Primary objectives of the negotiation included Afghan leaders and the Taliban to arrange a new government and constitution, reduce violence, and forge a lasting cease-fire. Consequently, the government accused the Taliban of assassinating Afghan government officials and security force members, civil society leaders, human right workers, journalists, and shooting women in broad daylight. Considering the battlefield position and the American troops withdrawing, the Taliban maintained the domination with the Afghan government beginning in September in Doha, Qatar, but eventually stalled. Enticing the Pentagon to declare militants violating pledges to reduce violence and ending ties with terrorist groups.

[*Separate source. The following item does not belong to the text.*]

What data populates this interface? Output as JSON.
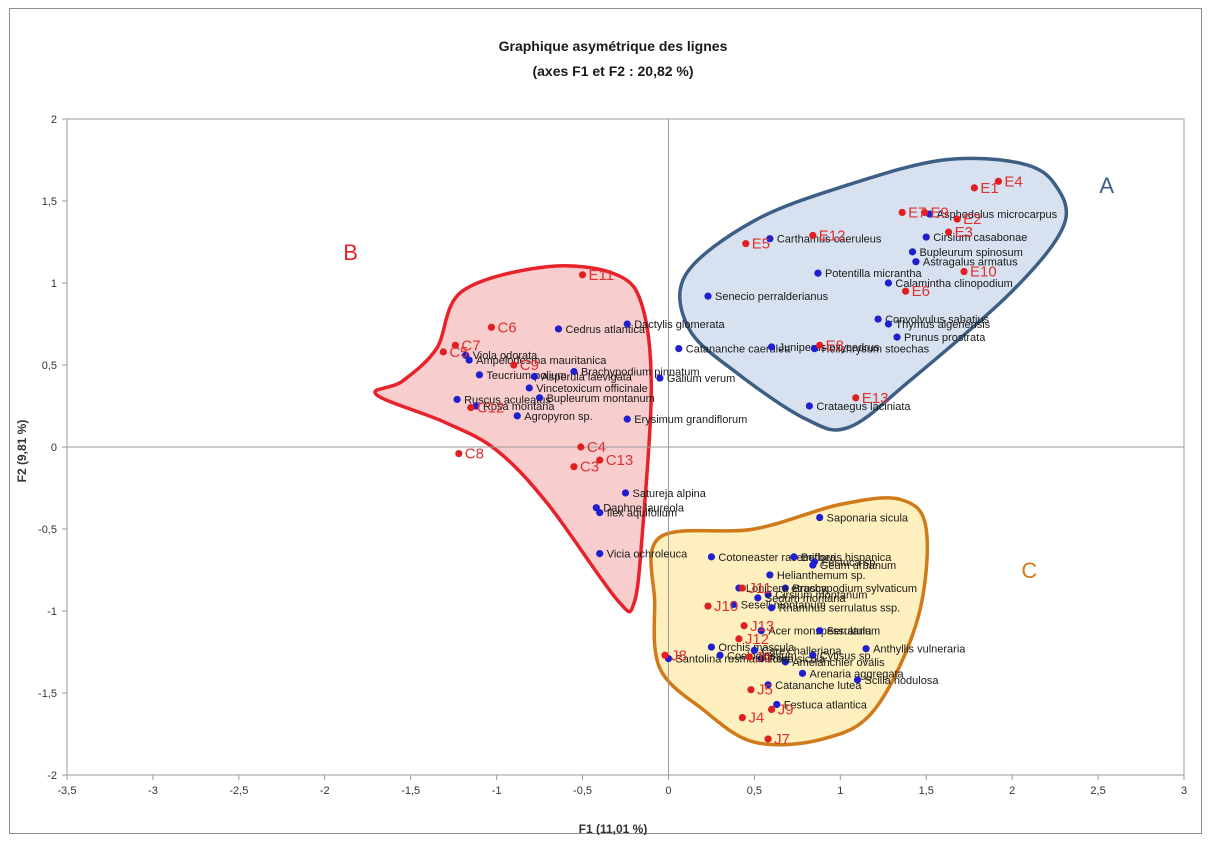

Afghan security forces struggled against the Taliban as military and police units were hollowed by desertions, low recruitment, poor morale, and a theft of equipment, suffering high casualty rates, which American commanders deemed unsustainable. “Afghanistan political leaders gave up and fled the country,” examines Biden, accusing the military of abandoning after two decades of United States training.
Taliban forces embraced capitals, government counterattacks fought to repossess bases and districts, as former Afghan officials mobilized and volunteered in private militias which were financed by the government. Unfortunately, the Taliban remained dominant over capitals before moving into Kabul, frightening the development for those who believed American allies rebuilt a life under protection. Once in power, the Taliban declared an insurance of public safety, and created relations with other global powers to stabilize economic support.
The war in Afghanistan has shaped our current generation in a two decade loss of casualties between American and Afghan officials, soldiers, and civilians.